When Ezmarai Ahmadi returned home from work on Sunday evening in Kabul, the usual gaggle of squealing children were waiting to greet him -- his sons and daughters, and a slew of nieces and nephews.

His brother, Aimal Ahmadi, said Ezmarai pulled his white sedan into the driveway of a modest house in Kwaja Burga, a densely populated neighbourhood in the northwest of the Afghan capital, and handed the keys to his eldest son to park.

Youngsters piled into the vehicle -- pretending the parking routine was an adventure -- while Ezmarai watched from the side, his brother told AFP.

Then, according to Aimal, a missile came screeching down -- striking the car with a terrible force and obliterating the lives of 10 people in an instant.

The United States said Sunday it had destroyed an explosive-laden vehicle in an air strike, thwarting a bid by the Islamic State to detonate a car bomb at Kabul airport.

On Monday, Aimal said he had lost 10 members of his family in the strike, including his own daughter and five other children.

"The rocket came and hit the car full of kids inside our house," he said.

"It killed all of them."

When an AFP journalist visited the scene on Monday, Aimal was impatiently waiting for other relatives to arrive to help him organise burials for most of his family.

"My brother and his four children were killed. I lost my small daughter... nephews and nieces," he said disconsolately.

AFP was unable to independently verify Aimal's account.

The United States said it was investigating media reports of civilian casualties as a result of the strike.

"We are aware of reports of civilian casualties following our strike on a vehicle in Kabul," Captain Bill Urban, a US military spokesman, said in a statement.

- Despair -

The United States air strike came after an IS suicide bomber triggered a massive blast at an entrance to Kabul airport last week, as huge crowds clamoured to get inside in the hope of getting aboard one of the final evacuation flights out of Afghanistan.

Nearly 100 Afghans were killed in the jihadist attack, and also 13 US service members.

Against that backdrop, US intelligence had warned of another imminent attack, and on Sunday the US military said it had stopped one before it happened.

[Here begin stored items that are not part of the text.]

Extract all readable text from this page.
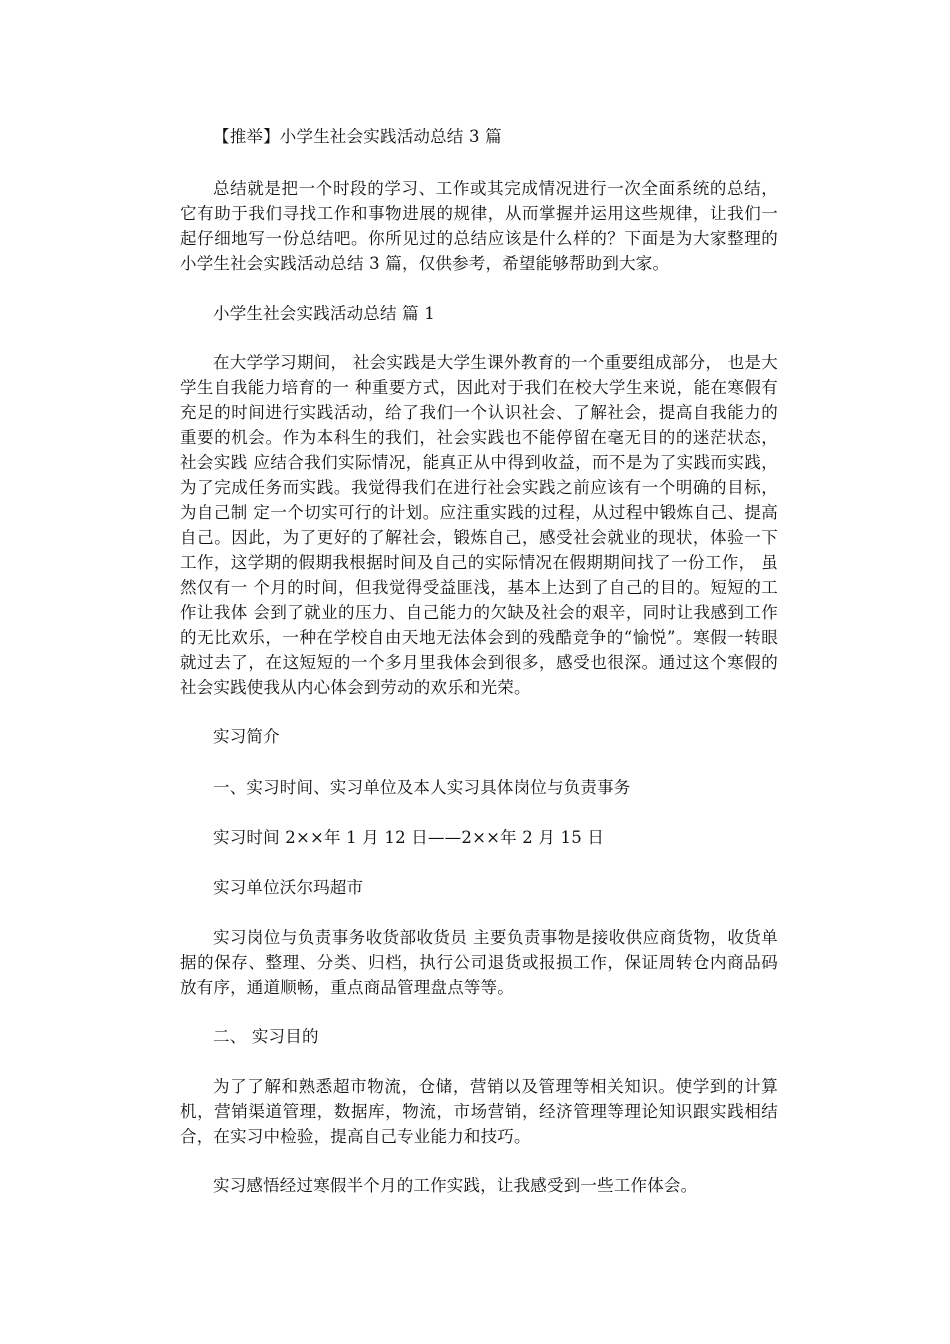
【推举】小学生社会实践活动总结 3 篇

总结就是把一个时段的学习、工作或其完成情况进行一次全面系统的总结，它有助于我们寻找工作和事物进展的规律，从而掌握并运用这些规律，让我们一起仔细地写一份总结吧。你所见过的总结应该是什么样的？下面是为大家整理的小学生社会实践活动总结 3 篇，仅供参考，希望能够帮助到大家。

小学生社会实践活动总结 篇 1

在大学学习期间， 社会实践是大学生课外教育的一个重要组成部分， 也是大学生自我能力培育的一 种重要方式，因此对于我们在校大学生来说，能在寒假有充足的时间进行实践活动，给了我们一个认识社会、了解社会，提高自我能力的重要的机会。作为本科生的我们，社会实践也不能停留在毫无目的的迷茫状态，社会实践 应结合我们实际情况，能真正从中得到收益，而不是为了实践而实践，为了完成任务而实践。我觉得我们在进行社会实践之前应该有一个明确的目标，为自己制 定一个切实可行的计划。应注重实践的过程，从过程中锻炼自己、提高自己。因此，为了更好的了解社会，锻炼自己，感受社会就业的现状，体验一下工作，这学期的假期我根据时间及自己的实际情况在假期期间找了一份工作， 虽然仅有一 个月的时间，但我觉得受益匪浅，基本上达到了自己的目的。短短的工作让我体 会到了就业的压力、自己能力的欠缺及社会的艰辛，同时让我感到工作的无比欢乐，一种在学校自由天地无法体会到的残酷竞争的“愉悦”。寒假一转眼就过去了，在这短短的一个多月里我体会到很多，感受也很深。通过这个寒假的社会实践使我从内心体会到劳动的欢乐和光荣。

实习简介

一、实习时间、实习单位及本人实习具体岗位与负责事务

实习时间 2××年 1 月 12 日——2××年 2 月 15 日

实习单位沃尔玛超市

实习岗位与负责事务收货部收货员 主要负责事物是接收供应商货物，收货单据的保存、整理、分类、归档，执行公司退货或报损工作，保证周转仓内商品码放有序，通道顺畅，重点商品管理盘点等等。

二、 实习目的

为了了解和熟悉超市物流，仓储，营销以及管理等相关知识。使学到的计算机，营销渠道管理，数据库，物流，市场营销，经济管理等理论知识跟实践相结合，在实习中检验，提高自己专业能力和技巧。

实习感悟经过寒假半个月的工作实践，让我感受到一些工作体会。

"We are still assessing the results of this strike, which we know disrupted an imminent ISIS-K threat to the airport," Urban said Sunday, using an acronym for the Afghan branch of IS.

Urban said an investigation was under way to determine if civilians had been killed, while signalling that fault may lay with explosives purportedly in the vehicle.

"We know that there were substantial and powerful subsequent explosions resulting from the destruction of the vehicle, indicating a large amount of explosive material inside that may have caused additional casualties," he said.

"It is unclear what may have happened, and we are investigating further."

When asked later about the claims of civilian causalities, Pentagon spokesman John Kirby said: "We are not in a position to dispute it".

He pledged the United States would be "transparent" if the investigation showed civilians were killed, while defending the military's efforts to avoid loss of life.

Aimal said he cannot believe his brother could be mistaken for an Islamic State group sympathiser, let alone an operative planning a deadly car bomb attack.

Ezmarai, his brother said, was an engineer working with a non-governmental organisation.

Rashid Noori, who told AFP he was Aimal's neighbour, said he too had rushed to the scene of the strike.

"The Taliban kill us, IS kill us and the Americans kill us," he said.

"Do they all think our children are terrorists?"